FREEPORT
Owners of some small businesses have complained they are paying an unfair share of downtown rented parking spaces, as required by the town.
Changes are in the offing. The Planning Board and the Town Council have discussed some of them, in the form of an amended zoning ordinance pertaining to village parking requirements.
A public hearing on the matter is scheduled for Sept. 3, at the Town Hall.
The ordinance requires shops to provide one customer parking space for every 150 square feet of retail floor space. Shopkeepers receive a 25 percent discount if the spaces are not designated specifically for their own shop, but instead are kept open for shared parking.
One employee space per 1,000 square feet also is required, which does not qualify for the discount.
Due to a quirk in the Comprehensive Plan, small-business owners are held to the same parking requirements as larger businesses. Because they have less foot traffic and do proportionally less sales volume than do the larger businesses, the parking requirements for them are greater.
Planning officials say small businesses are bearing an undue burden.
Earlier this year, Town Planner Donna Larson reported the results of a parking study, the task of which was to make the zoning ordinance more equitable. Moreover, the stated aim was to review parking requirements for small businesses not on Main Street, whose owners felt they should not have the same parking requirements as the larger stores on Main Street.
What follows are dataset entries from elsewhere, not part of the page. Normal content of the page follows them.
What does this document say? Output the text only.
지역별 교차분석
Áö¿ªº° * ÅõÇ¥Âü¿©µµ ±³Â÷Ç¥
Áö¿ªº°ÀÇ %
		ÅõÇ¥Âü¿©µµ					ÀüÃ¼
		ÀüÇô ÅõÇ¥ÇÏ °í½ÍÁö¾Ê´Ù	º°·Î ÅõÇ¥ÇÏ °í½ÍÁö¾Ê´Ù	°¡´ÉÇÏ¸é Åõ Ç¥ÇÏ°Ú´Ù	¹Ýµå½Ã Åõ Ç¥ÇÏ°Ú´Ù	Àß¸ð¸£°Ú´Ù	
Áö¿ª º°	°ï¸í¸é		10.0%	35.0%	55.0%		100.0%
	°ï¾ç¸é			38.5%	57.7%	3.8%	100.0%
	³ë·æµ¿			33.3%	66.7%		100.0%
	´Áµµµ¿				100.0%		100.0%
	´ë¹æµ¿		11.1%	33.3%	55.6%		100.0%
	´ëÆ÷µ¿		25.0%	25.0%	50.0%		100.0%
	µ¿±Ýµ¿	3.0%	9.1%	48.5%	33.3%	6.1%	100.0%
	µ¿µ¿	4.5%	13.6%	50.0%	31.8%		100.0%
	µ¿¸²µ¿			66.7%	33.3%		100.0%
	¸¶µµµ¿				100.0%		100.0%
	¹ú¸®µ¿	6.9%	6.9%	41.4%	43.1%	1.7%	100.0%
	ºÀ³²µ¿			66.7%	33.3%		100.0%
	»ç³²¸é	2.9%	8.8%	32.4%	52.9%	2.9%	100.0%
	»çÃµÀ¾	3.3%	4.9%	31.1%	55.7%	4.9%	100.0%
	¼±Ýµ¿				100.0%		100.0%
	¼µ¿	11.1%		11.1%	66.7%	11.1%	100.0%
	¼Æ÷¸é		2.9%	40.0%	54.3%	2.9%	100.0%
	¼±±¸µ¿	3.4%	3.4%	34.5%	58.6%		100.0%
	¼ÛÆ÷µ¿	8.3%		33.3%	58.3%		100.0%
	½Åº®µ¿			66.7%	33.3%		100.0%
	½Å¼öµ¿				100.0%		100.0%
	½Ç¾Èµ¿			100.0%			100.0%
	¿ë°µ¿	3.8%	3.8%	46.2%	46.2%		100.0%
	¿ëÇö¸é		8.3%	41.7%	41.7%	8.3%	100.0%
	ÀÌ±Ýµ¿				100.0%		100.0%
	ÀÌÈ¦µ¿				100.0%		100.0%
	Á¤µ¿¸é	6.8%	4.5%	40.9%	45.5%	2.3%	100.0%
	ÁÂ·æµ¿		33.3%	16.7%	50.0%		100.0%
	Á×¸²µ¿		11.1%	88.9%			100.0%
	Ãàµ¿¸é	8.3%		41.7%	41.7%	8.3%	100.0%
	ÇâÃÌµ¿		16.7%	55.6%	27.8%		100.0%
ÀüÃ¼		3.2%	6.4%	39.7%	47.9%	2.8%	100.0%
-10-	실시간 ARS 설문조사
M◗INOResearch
The town’s Traffic & Parking Committee completed a brief overview of the proposed ordinance changes, which includes a reduction of the number of spaces required if the business provides a public bathroom. Owners of small apartments also would get a break.
Gary Profenno, chairman of the Traffic & Parking Committee, said Thursday his committee is taking no part in any future financial agreement.
Profenno did, however, comment on the proposal.
“There’s lots of controversy here,” he said. “It will completely change the way they do shared parking. There could be serious implications for existing and new businesses. I am opposed to the way they are going about it, but it’s all going to come down to a public hearing.”